Split XML file into smaller pieces
To split an XML file into smaller pieces you read through the input file, creating output files and transferring subdocuments as you go. Whether in C++ or scripting in FOAL, CMarkup makes it simple. For large XML files, use CMarkup file read mode shown below to read the large XML file with very little memory while extracting subdocuments. See this video of an XML splitter script to watch the process in action. Also check out this other article with even simpler techniques to split XML.

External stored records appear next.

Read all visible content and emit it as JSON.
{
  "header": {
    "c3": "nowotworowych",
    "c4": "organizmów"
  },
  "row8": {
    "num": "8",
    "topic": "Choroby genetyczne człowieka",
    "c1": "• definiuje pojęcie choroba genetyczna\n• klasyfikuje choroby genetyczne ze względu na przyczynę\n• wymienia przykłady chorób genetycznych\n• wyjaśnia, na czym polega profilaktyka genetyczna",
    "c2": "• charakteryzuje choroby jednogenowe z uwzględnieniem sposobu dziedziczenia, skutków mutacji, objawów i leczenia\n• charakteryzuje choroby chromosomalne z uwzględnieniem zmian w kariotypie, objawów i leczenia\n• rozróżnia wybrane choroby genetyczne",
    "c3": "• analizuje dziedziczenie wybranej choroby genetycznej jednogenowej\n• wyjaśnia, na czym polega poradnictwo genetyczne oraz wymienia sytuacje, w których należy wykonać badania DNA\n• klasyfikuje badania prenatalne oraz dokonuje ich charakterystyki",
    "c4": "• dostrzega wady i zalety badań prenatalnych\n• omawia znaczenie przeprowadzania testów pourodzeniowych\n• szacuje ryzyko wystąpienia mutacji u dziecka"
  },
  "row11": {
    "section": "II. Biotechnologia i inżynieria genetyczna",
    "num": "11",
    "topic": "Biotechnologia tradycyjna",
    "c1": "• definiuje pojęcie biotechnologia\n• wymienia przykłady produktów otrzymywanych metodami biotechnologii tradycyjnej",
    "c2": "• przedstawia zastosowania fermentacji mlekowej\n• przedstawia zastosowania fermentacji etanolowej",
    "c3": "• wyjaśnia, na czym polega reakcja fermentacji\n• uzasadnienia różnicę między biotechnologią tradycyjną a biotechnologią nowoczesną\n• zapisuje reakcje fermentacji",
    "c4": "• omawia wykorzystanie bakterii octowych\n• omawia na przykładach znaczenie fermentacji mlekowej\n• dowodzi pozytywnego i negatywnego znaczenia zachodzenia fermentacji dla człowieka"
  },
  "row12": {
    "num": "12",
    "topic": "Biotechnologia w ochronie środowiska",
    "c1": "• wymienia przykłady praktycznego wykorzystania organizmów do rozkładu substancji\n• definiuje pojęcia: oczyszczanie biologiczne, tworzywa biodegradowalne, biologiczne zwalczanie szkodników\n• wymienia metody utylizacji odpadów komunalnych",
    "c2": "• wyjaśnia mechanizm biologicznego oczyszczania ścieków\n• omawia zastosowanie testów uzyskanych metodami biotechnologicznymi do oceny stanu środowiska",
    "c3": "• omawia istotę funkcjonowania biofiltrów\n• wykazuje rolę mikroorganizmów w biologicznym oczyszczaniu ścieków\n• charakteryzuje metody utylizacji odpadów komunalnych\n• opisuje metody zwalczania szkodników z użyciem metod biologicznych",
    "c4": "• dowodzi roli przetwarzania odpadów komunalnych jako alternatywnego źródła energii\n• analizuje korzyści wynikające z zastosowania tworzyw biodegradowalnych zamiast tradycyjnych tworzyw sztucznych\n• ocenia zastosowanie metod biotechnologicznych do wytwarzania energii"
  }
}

The question when splitting XML is where do you want to split it? There could be a logical place to divide the XML like into the subdocuments immediately under the root. Or you might simply have a size limit and want to divide your large XML file with ten million objects into files with one million each.

Below is C++ XML splitter code to split an XML file containing N million objects into N files containing 1 million objects. Here is the idea:
// Split XML
CMarkup xmlInput, xmlOutput;
xmlInput.Open( "please_split.xml", MDF_READFILE );
int nObjectCount = 0, nFileCount = 0;
while ( xmlInput.FindElem("//object") )
{
if ( nObjectCount == 0 )
{
++nFileCount;
xmlOutput.Open( "piece" + StrFromInt(nFileCount) + ".xml", MDF_WRITEFILE );
xmlOutput.AddElem( "root" );
xmlOutput.IntoElem();
}
xmlOutput.AddSubDoc( xmlInput.GetSubDoc() );
++nObjectCount;
if ( nObjectCount == 1000000 )
{
xmlOutput.Close();
nObjectCount = 0;
}
}
if ( nObjectCount )
xmlOutput.Close();
xmlInput.Close();
You could also use size rather than object count as the basis of where to split the XML document. To do this, keep a tally of the subdocument sizes until a threshhold is reached. The subdocument transfer shown above occurs in xmlOutput.AddSubDoc( xmlInput.GetSubDoc() ). You can instead do it in two steps and track the size like this:
MCD_STR sObject = xmlInput.GetSubDoc(); nOutputLength += MCD_STRLENGTH(sObject); xmlOutput.AddSubDoc( sObject );
Note though that the nOutputLength is not the same as the output file byte size if your in-memory encoding is different from your file encoding or your encoding is 2-byte based UTF-16.